Selon un sondage paru ce mardi 31 janvier, 63 % des Français estiment qu’Emmanuel Macron n’est pas «un bon président» de la République. Comme le chef de l’Etat, la Première ministre Elisabeth Borne perd cinq points de popularité en un mois avec la réforme des retraites.
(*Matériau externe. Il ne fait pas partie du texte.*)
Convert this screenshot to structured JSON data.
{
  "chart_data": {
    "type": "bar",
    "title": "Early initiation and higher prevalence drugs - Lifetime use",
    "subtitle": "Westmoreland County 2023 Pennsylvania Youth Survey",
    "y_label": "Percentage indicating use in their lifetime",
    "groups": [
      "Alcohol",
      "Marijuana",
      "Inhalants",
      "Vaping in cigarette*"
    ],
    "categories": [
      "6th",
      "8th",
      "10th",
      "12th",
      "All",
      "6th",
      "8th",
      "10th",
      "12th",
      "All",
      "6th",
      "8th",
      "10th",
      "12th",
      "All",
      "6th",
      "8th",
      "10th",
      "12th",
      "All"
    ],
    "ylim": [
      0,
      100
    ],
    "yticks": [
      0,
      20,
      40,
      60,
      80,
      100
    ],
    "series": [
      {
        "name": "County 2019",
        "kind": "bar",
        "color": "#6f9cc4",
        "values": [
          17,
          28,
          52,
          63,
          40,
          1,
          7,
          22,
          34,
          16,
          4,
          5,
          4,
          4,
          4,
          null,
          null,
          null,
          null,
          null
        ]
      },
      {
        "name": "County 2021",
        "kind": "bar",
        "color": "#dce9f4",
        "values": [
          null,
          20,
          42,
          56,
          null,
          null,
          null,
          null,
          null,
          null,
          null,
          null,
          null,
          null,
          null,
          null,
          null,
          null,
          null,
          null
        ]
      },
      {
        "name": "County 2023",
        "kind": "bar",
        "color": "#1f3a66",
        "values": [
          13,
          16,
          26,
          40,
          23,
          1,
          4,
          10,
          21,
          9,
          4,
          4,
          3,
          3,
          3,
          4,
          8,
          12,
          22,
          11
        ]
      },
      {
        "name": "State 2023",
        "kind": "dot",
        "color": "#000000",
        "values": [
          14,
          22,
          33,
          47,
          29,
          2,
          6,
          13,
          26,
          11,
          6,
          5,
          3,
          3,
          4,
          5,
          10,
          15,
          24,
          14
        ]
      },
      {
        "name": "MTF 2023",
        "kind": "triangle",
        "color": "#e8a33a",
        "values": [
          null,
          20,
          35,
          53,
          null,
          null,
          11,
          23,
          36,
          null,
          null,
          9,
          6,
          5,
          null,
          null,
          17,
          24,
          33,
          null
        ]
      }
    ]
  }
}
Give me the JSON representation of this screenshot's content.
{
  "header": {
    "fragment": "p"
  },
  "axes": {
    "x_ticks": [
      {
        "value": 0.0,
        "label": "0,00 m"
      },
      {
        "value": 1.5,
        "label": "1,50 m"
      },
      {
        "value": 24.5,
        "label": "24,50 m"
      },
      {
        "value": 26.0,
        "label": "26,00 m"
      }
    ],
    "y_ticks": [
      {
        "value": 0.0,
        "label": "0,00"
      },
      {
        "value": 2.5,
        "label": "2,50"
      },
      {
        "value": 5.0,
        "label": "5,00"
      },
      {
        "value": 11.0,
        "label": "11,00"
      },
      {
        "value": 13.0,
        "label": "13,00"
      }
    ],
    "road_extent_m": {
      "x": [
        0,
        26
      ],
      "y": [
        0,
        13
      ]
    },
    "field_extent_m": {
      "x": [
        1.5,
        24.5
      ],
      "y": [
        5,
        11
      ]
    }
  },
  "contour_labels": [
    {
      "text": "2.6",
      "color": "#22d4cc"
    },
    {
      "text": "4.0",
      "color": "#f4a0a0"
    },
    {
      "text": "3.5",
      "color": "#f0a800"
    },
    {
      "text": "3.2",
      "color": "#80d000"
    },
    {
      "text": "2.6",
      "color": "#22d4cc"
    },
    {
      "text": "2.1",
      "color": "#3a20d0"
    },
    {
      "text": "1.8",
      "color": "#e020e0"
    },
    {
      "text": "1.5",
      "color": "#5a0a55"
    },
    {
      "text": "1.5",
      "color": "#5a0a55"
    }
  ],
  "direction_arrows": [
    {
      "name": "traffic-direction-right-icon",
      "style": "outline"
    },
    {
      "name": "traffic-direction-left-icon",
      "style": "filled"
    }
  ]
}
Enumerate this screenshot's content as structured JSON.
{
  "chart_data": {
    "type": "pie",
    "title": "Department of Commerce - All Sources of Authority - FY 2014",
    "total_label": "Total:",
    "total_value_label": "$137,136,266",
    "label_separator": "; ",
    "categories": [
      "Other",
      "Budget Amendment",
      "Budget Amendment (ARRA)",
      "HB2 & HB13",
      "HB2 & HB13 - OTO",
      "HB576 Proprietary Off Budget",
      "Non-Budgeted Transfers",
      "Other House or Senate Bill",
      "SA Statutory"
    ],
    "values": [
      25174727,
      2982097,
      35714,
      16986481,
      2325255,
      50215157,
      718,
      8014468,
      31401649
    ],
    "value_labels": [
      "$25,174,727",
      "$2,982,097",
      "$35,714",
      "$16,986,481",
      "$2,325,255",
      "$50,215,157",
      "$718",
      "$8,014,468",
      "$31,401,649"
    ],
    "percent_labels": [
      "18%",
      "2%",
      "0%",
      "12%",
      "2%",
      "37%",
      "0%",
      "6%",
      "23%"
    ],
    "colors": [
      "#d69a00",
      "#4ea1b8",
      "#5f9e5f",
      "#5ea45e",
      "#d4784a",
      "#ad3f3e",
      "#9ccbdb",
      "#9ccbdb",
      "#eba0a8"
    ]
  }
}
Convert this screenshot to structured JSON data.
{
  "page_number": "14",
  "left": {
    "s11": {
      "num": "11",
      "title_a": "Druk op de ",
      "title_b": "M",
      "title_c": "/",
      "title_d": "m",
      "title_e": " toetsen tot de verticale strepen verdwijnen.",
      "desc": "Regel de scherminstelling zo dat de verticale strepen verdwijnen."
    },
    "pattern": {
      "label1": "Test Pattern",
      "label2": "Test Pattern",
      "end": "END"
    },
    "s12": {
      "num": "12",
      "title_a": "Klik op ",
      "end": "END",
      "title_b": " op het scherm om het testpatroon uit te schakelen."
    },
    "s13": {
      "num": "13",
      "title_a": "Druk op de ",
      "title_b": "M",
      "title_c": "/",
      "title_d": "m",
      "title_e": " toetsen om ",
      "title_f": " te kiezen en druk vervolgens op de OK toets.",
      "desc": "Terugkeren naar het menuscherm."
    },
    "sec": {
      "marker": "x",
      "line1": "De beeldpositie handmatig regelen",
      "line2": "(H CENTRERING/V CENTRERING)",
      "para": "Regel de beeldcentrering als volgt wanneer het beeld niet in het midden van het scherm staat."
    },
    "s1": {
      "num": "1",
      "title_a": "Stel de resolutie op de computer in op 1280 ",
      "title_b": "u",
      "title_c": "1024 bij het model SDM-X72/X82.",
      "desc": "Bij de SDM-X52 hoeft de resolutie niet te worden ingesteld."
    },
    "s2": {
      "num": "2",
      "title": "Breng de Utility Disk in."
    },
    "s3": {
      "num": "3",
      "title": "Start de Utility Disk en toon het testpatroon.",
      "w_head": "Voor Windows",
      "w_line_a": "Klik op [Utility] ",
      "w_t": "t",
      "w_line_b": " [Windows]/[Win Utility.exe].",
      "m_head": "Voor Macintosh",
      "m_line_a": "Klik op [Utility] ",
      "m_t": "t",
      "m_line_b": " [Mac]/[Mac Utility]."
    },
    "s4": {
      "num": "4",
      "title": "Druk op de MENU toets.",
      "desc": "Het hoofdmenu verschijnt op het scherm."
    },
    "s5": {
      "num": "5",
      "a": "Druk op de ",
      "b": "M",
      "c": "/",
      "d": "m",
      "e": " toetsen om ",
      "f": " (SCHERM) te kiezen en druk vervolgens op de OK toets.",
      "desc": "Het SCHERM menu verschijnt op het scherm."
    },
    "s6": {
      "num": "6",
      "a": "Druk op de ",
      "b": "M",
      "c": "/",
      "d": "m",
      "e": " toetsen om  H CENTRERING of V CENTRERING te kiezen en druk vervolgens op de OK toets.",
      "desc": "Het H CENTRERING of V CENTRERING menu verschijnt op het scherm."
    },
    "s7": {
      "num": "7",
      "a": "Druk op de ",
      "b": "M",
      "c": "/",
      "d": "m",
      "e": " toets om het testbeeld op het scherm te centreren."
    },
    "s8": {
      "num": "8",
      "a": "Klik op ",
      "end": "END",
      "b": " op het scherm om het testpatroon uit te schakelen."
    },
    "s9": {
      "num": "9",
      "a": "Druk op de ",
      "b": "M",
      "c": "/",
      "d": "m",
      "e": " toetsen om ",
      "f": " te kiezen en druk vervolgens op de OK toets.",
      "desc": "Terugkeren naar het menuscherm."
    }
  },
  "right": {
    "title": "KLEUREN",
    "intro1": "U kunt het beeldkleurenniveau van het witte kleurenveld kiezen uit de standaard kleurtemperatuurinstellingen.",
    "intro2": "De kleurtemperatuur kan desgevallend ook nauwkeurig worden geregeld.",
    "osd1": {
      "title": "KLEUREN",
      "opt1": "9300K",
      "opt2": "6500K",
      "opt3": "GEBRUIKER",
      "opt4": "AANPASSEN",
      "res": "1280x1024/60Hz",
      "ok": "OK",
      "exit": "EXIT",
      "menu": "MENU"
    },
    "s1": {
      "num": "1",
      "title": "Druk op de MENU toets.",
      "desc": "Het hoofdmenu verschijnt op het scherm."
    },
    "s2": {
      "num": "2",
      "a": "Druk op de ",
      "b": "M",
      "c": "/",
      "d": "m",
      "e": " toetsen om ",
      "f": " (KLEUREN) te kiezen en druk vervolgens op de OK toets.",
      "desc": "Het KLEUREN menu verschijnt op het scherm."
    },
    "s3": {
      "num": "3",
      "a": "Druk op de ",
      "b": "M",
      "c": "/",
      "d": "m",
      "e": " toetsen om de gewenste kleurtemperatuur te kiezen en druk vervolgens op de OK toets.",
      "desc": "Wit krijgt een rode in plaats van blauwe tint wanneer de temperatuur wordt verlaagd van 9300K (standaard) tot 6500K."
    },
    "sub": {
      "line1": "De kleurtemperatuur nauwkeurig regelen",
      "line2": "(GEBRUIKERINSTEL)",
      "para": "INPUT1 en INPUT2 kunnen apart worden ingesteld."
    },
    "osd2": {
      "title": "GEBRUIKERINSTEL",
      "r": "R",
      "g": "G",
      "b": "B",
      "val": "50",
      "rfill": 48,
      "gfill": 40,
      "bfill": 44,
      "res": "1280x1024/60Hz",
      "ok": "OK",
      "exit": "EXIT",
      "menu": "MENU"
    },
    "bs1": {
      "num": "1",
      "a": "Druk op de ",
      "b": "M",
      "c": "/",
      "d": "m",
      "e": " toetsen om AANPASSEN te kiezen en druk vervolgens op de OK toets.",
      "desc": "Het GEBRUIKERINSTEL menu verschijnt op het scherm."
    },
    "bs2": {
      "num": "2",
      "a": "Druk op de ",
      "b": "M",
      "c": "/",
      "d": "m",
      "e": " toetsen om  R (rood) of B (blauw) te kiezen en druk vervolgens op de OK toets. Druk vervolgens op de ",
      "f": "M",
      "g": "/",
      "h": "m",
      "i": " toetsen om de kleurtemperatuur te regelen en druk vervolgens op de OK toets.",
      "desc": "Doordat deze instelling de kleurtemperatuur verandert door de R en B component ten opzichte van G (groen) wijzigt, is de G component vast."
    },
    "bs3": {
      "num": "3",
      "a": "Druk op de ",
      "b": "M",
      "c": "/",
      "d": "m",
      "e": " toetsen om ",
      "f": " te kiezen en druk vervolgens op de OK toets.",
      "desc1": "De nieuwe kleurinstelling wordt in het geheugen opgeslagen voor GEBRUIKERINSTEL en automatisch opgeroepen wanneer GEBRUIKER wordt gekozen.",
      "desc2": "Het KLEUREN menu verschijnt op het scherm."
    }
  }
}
Le baromètre mensuel réalisé par Odoxa pour LCP, Public Sénat et la presse régionale confirme la tendance observée dans les différentes enquêtes d’opinion publiées ces derniers jours : la réforme des retraites plombe la popularité de l’exécutif. Emmanuel Macron et sa Première ministre, Élisabeth Borne, chutent de cinq points, à respectivement 36 % et 31 % de bonnes opinions.

Et cela pourrait encore s’aggraver : en effet, si le conflit social venait à conduire à des blocages, 64 % des sondés en tiendraient le gouvernement pour responsable plutôt que les syndicats (34 %). Seule consolation pour Emmanuel Macron, les Français ont une mauvaise opinion de tous les protagonistes du conflit.

Le leader de la CGT, Philippe Martinez, suscite autant de rejet que le président de la République. Le patron de la CFDT, Laurent Berger, est celui qui s’en sort le moins mal, avec 38 % de bonnes opinions.

Marine Le Pen en embuscade

Ce phénomène du « tous perdants » se retrouve sur la cote d’adhésion des principaux leaders politiques. Tous, ou presque, ont tendance à baisser ce mois-ci.

La chute est particulièrement forte chez ceux que l’opinion identifie comme des partisans de la réforme. Moins cinq pour le porte-parole du gouvernement, Olivier Véran, moins cinq pour le chef des LR, Éric Ciotti, et même moins six pour l’ancien Premier ministre, Édouard Philippe. Si ce dernier reste en tête des personnalités préférées, avec 36 % d’adhésion, il ne compte désormais plus que trois points d’avance sur Marine Le Pen.

Stable à 33 % d’adhésion, la présidente du groupe RN à l’Assemblée nationale apparaît plus que jamais en embuscade.